I’d come to CL hoping for a certain effortlessness, a temporary engagement followed by a complete and permanent lack of involvement. I could already tell that there would be times when this would be enough, when all there was to say was “Patient did not have a panic attack” or “Despite tears, patient is not depressed.” But I also already felt that familiar resentment, the insult to my self-esteem as I watched people who had more experience than I—whose very job I’d presumed it was to know more than a mere trainee—address something psychologically treatable as if it were not so. In this way, CL offered me anything but ease, at least for as long as I chose to maintain my lesser-than position. Student. The moniker had worn so thin, my last and sorriest excuse.

That afternoon I went to Scott to ask whether he might dig up a psychologist to provide some extra supervision during my time on CL. I craved my own discipline’s perspective, which was the implicit promise of this internship and one that had been only minimally fulfilled. He acknowledged the soundness of the idea halfheartedly, and we both knew we’d never speak of it again. Later in the week I asked him for a letter of recommendation. It was March and time to think about
what would come next, and there was a job I was applying for. Scott hedged in a similar way, and I knew it was one more thing he wouldn’t give me. I left his office unsettled.

Dr. Winslow was the youngest CL attending, and the best looking. He might have been a catalog model for J.Crew or the Gap, and he was yet another CL brainiac besides. He’d been on CL at Bellevue before coming to Downstate, and he sang the praises of the interdisciplinary team there, but he never sent me alone on calls like Dr. Kapoor did, and Tamar said he never would. One morning I walked into the consult office toward the end of a conversation he was having with a resident. They were discussing a patient in obstetrics we’d be following up with that morning. “She has an outpatient therapist who she’s been with for a while, but she’s no good. She’s a social worker,” he said to the resident. His last sentence dripped contempt. He looked at me and smiled handsomely.

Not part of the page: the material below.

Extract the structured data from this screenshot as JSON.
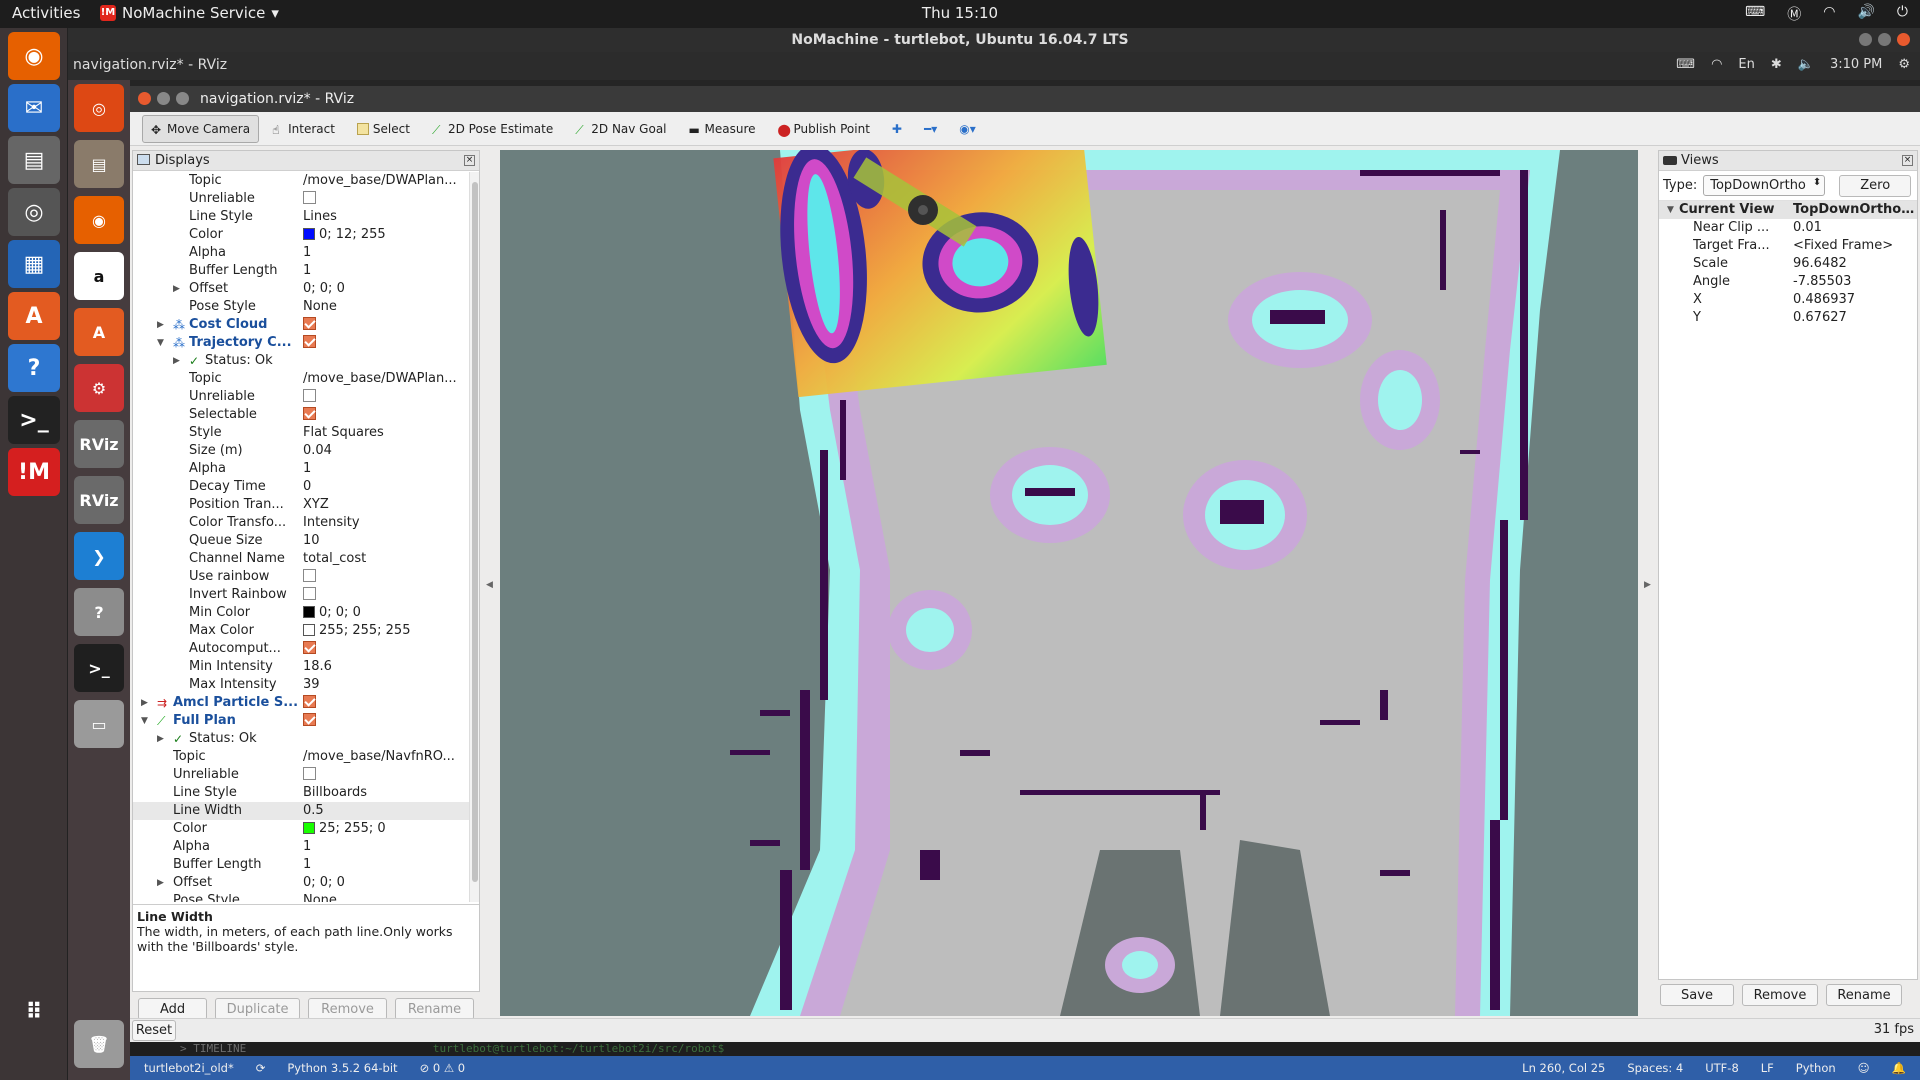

He was really very handsome. “I don’t know about you, but I don’t think much of social workers as clinicians,” he said with a conspiratorial glinting smile.

Well, the damnable truth be told, I didn’t either. We all needed somebody to buttress our professional worth. Physicians had psychiatrists, who I’d come to learn were the scourge of the medical profession. Psychiatrists had psychologists. Whom did we have but social workers? One of my professors told this old joke, and George liked to repeat it: social workers want to be psychologists, and psychologists want to be psychiatrists, and psychiatrists want to be psychoanalysts, and psychoanalysts want to be tall. I suspected Dr. Winslow had no more regard for psychologists than he did for social workers.

“When you see the patient, tell her she should really be in therapy with a resident,” Dr. Winslow continued, addressing the underling doctor again. Dr. Winslow was my own age and easier to challenge than the others, and I was starting to feel I’d earned the right to speak up, or that maybe I’d had it all along.